Centricons with a 10 kda cut off membrane

For H-2K^b isolation, sarcoma cell lines d42m1-T3 and F244 were each expanded to 5 x 10⁸ cells. Prior to harvesting, cells were stimulated with 300 U ml⁻¹ IFN-γ for 48 hours to increase MHC expression. Detachment of cells was facilitated by incubation with 100 U ml⁻¹ Collagenase IV (Gibco) in PBS for 10 min at 37° C in a 5% CO₂ incubator. Cells were washed twice with PBS and cell pellets were subsequently snap frozen. MHC class I molecules were isolated as previously described^{40 (link)}. In brief, cell pellets were taken up in 1 ml of lysis buffer (1.2% CHAPS (Applichem, Darmstadt, Germany), 1x Protease Inhibitor Cocktail (Roche) in PBS) and homogenized by sonication.
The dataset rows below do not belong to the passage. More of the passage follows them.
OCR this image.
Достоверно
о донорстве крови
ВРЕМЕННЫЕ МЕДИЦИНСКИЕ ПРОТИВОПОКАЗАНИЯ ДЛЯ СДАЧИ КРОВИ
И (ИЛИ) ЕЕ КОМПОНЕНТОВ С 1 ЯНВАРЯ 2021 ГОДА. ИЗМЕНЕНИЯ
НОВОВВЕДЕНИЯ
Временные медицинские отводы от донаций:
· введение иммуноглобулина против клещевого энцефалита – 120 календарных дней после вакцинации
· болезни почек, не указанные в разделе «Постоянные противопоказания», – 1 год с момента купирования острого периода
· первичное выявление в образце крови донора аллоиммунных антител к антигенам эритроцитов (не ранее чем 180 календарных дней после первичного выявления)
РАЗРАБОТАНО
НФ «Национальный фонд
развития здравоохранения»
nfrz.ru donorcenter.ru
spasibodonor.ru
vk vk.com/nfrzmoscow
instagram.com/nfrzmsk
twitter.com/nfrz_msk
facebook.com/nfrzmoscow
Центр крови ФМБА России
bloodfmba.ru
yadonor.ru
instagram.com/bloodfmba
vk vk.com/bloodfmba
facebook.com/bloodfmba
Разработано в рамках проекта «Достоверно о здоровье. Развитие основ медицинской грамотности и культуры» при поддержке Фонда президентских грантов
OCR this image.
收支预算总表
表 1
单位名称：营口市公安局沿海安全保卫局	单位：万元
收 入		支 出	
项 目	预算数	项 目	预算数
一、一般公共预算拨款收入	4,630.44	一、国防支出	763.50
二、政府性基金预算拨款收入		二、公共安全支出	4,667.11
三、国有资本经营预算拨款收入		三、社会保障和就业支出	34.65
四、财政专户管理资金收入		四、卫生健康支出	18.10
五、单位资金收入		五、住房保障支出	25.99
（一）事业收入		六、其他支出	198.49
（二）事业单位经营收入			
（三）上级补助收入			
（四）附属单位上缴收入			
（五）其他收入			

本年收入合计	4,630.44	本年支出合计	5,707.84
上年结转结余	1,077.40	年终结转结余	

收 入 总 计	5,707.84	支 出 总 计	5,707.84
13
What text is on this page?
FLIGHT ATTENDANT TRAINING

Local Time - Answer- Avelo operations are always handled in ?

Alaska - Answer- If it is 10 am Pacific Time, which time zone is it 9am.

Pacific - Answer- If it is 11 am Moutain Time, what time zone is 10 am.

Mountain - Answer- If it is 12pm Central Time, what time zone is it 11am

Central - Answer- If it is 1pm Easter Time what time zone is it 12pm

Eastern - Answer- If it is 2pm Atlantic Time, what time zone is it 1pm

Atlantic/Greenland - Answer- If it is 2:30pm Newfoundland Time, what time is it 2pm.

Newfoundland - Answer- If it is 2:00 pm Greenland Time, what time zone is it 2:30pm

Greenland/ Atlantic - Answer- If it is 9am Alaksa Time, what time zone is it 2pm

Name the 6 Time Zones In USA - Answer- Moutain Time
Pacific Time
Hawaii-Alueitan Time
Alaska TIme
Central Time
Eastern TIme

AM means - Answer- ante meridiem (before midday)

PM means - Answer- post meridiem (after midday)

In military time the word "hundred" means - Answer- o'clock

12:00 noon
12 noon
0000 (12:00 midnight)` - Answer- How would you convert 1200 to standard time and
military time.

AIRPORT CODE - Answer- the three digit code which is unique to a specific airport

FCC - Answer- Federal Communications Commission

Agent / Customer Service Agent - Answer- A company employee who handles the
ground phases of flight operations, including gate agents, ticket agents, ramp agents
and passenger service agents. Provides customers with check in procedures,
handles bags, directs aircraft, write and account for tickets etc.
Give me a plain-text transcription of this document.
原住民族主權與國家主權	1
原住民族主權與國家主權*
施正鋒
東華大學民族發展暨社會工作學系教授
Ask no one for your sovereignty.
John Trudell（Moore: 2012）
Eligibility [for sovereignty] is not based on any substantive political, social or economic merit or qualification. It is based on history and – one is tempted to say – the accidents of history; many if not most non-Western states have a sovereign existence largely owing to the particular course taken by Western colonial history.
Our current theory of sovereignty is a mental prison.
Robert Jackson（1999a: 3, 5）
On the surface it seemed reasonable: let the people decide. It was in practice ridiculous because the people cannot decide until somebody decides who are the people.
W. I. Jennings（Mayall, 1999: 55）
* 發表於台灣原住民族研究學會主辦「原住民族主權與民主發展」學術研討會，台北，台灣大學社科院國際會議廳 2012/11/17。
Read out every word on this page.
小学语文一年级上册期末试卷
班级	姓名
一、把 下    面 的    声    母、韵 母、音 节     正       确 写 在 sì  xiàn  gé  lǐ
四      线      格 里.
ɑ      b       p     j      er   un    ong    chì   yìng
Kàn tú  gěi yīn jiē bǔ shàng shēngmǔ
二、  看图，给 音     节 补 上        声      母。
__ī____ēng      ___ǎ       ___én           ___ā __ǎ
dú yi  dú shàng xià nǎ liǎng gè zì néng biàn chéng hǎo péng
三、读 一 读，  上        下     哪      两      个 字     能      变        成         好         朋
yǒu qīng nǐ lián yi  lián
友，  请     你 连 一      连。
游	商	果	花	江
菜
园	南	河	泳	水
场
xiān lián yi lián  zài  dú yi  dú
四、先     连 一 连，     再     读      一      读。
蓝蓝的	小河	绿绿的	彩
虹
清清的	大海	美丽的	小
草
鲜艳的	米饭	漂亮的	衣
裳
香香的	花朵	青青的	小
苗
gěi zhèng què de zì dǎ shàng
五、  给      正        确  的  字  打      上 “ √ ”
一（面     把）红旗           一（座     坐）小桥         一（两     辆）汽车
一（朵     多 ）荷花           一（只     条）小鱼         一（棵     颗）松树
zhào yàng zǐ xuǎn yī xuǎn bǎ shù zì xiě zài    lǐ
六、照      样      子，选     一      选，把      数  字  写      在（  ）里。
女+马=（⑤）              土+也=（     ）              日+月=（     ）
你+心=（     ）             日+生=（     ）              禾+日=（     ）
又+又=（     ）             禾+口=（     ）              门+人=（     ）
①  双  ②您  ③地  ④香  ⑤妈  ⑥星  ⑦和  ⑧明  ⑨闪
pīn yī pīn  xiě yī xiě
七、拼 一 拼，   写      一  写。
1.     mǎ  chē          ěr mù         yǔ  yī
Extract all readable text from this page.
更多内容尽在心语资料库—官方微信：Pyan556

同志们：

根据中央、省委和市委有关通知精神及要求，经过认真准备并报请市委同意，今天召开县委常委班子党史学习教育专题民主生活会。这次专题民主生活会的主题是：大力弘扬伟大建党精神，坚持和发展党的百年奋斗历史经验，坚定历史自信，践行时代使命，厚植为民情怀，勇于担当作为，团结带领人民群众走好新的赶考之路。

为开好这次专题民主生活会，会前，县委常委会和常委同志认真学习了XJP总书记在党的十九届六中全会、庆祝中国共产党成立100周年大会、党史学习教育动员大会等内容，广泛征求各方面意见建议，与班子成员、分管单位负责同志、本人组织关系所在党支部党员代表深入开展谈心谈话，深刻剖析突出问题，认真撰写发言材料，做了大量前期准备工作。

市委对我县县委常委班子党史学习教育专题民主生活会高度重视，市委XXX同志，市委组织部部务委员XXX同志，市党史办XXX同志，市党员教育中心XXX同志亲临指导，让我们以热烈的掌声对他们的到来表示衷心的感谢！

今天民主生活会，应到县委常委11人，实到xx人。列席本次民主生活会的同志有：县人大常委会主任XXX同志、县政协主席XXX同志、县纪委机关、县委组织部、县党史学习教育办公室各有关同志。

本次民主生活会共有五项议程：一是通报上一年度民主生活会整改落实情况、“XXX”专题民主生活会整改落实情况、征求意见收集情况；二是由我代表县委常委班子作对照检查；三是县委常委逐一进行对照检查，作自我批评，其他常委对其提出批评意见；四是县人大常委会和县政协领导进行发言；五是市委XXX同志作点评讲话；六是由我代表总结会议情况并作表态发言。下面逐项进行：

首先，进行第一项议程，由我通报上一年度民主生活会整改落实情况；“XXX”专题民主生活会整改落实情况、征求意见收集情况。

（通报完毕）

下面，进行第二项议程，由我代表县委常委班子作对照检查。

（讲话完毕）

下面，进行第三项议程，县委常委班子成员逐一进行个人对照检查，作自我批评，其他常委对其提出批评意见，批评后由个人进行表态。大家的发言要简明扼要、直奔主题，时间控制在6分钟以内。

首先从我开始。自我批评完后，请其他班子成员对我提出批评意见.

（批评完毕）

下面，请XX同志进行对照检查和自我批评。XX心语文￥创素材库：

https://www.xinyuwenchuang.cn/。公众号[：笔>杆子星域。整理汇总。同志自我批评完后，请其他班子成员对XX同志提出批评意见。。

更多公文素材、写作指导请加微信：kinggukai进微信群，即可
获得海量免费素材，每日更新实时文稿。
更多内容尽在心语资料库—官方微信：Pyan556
Lysates were cleared from remaining cell debris by centrifugation (2,500g, 30 min) and passing through a 0.2 μm filter (Sartorius, Goettingen, Germany). MHC class I molecules were isolated by immunoaffinity purification using H-2K^b-specific antibody Y3 covalently coupled to cyanogen bromide-activated sepharose 4B (GE Healthcare). MHC molecules were eluted with 0.2% trifluoroacetic acid (TFA) and released peptides were further isolated by ultrafiltration through centricons with a 10 kDa cut-off membrane (Millipore, Schwalbach, Germany). Prior to LC-MS analysis peptides were desalted using C18 Zip Tips (Millipore) according to manufacturer’s instructions and volumes were adjusted by vacuum centrifugation.